You open and close the new album with tracks with "mommalove" in the title. Can you talk to me about tapping into that energy? On "Cuts for Luck," one of the most popular songs was "Fatherless Child," so that seems like a little but of switch.

The intro "Mommalove" is actually a poem by a young woman who’s also an amazing artist named Emoni Fela. Emoni and I connected via Myspace and she’s become a daughter to me. To journey with her from the time that she was about 15 or 16 to being a young black woman in this country has been beautiful but also challenging. She calls me Mommalove, and I call her Lil’ Mama — and I was calling her that before the artist Lil’ Mama blew up, no disrespect. I asked Emoni if she would write a poem and she wrote one about our relationship, mentoring, sisterhood, and the connection between women and young women. I made this intentional decision to put it first on the album because I was thinking that if nobody knows anything else about me, they will have a look into this beautiful, powerful relationship that I have with this brilliant young woman. The closing track, "Love, Mommalove" is a spoken word piece from me to her. 

But describe the shift, because it’s very palpable on this album.

There is a shift on this album. The song "Higher Ground" is a reference to my mother. The only references to my father on this album are in "Clean Paper" which is about me coming to understand that love is not supposed to hurt. I was having these behaviors where I would wait for these men and I was hurting inside. I had to love myself and examine how my father’s absence in my life was impacting my romantic relationships. I think having my father come into my life right around when I was signing my [deal], that’s why it was so present on the first album. I was also in my 20s and still processing that. I’m still on a journey.

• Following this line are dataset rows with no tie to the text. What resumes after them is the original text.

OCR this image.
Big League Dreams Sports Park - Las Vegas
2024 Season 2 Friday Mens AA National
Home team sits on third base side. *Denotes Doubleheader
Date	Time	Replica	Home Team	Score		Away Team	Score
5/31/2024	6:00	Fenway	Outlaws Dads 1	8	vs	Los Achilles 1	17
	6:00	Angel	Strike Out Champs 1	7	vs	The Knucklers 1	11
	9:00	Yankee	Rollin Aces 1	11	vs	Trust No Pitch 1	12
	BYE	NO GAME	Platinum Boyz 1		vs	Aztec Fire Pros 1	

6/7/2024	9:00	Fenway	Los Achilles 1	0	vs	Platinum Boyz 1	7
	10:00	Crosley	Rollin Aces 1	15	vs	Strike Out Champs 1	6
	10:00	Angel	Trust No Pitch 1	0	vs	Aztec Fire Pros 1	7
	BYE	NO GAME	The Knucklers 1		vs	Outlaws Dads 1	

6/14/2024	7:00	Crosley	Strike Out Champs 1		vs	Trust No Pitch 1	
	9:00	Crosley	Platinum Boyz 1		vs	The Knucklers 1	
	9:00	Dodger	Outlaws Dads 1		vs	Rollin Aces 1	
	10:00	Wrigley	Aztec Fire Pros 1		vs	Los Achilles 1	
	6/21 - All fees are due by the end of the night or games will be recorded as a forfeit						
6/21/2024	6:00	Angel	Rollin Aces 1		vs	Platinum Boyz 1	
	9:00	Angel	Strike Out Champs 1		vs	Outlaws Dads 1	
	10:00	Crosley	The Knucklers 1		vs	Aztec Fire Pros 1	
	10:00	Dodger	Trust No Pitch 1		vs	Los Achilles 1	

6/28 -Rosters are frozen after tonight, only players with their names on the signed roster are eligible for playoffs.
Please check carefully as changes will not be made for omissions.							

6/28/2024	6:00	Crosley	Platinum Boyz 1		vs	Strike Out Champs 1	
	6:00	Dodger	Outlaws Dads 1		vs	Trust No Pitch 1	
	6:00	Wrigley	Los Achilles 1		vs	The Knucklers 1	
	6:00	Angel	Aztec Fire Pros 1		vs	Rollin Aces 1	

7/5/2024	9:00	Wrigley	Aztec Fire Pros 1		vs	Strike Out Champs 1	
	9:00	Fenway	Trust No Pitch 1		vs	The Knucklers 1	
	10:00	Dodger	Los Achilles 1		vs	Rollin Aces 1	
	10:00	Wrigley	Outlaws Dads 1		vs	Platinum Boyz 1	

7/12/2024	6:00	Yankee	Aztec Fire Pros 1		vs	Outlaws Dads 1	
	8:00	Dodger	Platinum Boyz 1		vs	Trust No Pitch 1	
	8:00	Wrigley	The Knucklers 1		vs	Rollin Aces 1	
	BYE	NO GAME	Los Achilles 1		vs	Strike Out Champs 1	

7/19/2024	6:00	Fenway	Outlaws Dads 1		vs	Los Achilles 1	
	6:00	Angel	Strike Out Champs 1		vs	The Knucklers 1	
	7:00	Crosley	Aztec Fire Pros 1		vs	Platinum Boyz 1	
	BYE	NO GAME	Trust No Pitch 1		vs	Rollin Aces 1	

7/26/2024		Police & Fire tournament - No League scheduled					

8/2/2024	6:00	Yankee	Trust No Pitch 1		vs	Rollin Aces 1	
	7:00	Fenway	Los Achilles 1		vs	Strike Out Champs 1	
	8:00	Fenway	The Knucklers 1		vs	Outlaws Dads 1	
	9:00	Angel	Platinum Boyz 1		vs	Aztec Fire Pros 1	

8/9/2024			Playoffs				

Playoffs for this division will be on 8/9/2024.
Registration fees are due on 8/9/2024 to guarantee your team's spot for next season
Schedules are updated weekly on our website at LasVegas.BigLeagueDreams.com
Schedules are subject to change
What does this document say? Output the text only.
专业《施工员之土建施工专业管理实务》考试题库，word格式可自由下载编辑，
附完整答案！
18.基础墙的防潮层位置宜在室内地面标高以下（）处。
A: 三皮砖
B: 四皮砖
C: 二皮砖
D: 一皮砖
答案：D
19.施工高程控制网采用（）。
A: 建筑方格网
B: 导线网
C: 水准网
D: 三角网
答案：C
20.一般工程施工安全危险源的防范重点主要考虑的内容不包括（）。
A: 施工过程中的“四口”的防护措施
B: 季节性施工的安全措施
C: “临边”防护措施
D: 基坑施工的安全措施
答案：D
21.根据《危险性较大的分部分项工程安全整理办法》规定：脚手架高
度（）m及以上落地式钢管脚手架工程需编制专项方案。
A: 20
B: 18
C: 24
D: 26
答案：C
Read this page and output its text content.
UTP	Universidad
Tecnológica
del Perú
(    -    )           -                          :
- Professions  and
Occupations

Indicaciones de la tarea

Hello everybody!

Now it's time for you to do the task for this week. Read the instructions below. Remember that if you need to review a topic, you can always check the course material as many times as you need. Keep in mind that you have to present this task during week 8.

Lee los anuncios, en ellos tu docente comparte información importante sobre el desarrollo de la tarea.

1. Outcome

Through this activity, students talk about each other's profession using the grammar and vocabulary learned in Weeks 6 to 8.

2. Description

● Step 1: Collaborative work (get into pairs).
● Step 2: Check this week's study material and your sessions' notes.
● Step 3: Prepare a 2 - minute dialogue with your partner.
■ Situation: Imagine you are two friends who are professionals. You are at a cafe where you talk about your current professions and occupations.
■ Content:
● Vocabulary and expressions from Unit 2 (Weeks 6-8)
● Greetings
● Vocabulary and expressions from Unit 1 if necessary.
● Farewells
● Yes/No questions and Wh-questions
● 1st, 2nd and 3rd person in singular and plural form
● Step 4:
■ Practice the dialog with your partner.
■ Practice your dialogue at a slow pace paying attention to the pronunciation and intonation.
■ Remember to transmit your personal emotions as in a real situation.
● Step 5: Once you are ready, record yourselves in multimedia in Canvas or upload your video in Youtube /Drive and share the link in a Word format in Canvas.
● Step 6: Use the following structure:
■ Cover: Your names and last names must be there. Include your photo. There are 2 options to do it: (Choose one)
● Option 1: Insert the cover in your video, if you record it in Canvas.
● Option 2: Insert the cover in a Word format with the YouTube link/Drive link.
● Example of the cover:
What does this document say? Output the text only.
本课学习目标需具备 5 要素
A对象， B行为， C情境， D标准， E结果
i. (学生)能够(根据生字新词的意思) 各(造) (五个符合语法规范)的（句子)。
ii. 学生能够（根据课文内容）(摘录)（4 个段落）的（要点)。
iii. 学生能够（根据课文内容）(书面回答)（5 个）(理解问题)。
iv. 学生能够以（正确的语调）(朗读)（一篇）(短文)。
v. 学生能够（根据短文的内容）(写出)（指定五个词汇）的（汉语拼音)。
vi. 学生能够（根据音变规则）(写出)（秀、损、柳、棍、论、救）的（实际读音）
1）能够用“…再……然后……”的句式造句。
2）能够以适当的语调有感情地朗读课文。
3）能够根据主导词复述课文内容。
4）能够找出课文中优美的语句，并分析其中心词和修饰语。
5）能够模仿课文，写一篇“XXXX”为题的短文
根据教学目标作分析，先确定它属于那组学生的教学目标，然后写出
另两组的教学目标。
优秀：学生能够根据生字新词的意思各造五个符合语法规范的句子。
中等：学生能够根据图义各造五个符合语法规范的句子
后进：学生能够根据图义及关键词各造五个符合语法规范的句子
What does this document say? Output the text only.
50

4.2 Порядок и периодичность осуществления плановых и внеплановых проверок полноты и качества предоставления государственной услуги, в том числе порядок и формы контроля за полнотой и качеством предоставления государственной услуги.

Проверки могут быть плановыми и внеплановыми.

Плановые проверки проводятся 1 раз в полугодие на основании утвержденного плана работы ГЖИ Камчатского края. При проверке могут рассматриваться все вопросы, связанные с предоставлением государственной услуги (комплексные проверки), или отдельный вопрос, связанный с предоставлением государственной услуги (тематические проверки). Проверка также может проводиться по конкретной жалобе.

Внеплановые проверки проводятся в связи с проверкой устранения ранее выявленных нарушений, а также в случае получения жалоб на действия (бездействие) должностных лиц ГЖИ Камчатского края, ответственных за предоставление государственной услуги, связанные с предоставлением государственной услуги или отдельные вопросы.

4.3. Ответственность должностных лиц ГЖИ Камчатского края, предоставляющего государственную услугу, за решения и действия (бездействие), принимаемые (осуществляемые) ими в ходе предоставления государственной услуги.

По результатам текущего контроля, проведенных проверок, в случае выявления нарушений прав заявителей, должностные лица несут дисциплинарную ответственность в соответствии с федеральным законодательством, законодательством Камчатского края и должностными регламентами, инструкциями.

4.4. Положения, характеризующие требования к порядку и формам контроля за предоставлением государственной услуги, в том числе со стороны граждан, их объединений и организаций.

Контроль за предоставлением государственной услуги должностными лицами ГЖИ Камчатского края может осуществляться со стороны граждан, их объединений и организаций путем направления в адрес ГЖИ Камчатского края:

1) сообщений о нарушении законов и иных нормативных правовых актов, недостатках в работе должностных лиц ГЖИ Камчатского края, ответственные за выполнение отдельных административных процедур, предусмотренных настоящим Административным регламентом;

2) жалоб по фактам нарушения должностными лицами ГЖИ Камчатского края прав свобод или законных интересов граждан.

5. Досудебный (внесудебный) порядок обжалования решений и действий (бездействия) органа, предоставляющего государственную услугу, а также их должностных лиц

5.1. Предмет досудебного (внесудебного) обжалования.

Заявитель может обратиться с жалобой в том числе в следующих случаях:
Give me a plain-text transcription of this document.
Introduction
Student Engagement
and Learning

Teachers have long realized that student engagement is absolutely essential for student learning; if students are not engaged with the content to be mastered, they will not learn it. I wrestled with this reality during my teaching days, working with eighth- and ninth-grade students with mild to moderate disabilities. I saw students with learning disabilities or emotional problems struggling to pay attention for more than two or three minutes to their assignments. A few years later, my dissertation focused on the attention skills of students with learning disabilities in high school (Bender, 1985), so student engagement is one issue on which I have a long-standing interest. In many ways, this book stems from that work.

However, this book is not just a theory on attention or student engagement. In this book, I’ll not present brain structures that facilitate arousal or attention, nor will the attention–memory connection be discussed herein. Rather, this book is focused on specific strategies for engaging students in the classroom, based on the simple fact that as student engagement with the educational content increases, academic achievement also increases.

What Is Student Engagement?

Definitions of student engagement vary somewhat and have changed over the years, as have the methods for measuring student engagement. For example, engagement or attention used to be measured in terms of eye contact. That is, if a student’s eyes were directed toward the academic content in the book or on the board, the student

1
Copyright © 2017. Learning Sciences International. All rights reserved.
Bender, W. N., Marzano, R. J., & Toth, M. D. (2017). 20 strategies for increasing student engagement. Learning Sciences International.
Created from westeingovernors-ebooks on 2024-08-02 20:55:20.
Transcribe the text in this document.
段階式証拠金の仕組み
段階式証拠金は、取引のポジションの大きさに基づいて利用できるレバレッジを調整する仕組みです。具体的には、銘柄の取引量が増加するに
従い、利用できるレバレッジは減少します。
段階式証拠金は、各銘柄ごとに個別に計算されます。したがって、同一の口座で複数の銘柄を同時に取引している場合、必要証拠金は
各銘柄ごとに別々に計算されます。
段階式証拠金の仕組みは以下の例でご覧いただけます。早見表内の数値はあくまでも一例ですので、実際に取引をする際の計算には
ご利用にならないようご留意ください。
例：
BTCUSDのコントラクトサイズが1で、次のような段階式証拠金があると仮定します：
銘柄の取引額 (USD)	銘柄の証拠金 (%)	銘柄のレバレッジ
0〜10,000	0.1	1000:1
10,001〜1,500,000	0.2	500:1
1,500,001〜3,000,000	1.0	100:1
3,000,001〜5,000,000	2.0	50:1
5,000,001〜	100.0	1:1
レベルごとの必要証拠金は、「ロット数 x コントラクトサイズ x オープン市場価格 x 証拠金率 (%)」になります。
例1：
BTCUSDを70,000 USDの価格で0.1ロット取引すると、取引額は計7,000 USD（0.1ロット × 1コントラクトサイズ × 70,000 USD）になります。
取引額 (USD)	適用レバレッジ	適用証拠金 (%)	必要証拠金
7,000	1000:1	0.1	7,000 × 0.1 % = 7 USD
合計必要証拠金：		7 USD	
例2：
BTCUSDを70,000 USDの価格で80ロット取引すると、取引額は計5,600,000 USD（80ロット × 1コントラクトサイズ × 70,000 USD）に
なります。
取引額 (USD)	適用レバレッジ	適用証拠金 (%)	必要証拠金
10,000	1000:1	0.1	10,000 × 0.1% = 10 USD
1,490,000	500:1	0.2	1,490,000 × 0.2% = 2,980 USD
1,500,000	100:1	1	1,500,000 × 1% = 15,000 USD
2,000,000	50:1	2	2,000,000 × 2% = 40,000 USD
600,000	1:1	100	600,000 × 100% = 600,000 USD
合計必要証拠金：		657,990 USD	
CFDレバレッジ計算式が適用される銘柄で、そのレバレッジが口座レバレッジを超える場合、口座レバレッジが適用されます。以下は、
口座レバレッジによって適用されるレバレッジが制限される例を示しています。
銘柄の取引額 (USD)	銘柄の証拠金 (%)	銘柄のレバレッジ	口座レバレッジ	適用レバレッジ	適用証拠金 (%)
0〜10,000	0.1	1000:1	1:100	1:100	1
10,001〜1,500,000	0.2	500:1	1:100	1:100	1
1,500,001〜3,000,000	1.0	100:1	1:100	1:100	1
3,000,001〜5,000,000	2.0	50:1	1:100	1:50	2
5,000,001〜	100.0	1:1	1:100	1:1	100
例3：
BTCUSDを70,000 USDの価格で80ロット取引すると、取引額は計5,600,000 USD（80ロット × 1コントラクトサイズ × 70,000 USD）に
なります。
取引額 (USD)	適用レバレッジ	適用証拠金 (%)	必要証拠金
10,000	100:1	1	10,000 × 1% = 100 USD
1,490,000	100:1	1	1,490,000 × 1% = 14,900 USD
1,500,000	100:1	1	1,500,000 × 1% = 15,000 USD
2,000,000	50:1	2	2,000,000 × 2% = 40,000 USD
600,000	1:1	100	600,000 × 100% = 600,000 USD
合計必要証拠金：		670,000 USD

But in the time since then, I’ve really grown into my relationship with my mom, who was the primary person who raised me. She showed me what it is to be dedicated to the community; she taught me how to be a black woman. Even though she’s a white woman, she gave me the books, the inspiration to really love my identity. I’ve come back to her and realized that I’ve put her through painful things, so "Higher Ground" is an apology to her.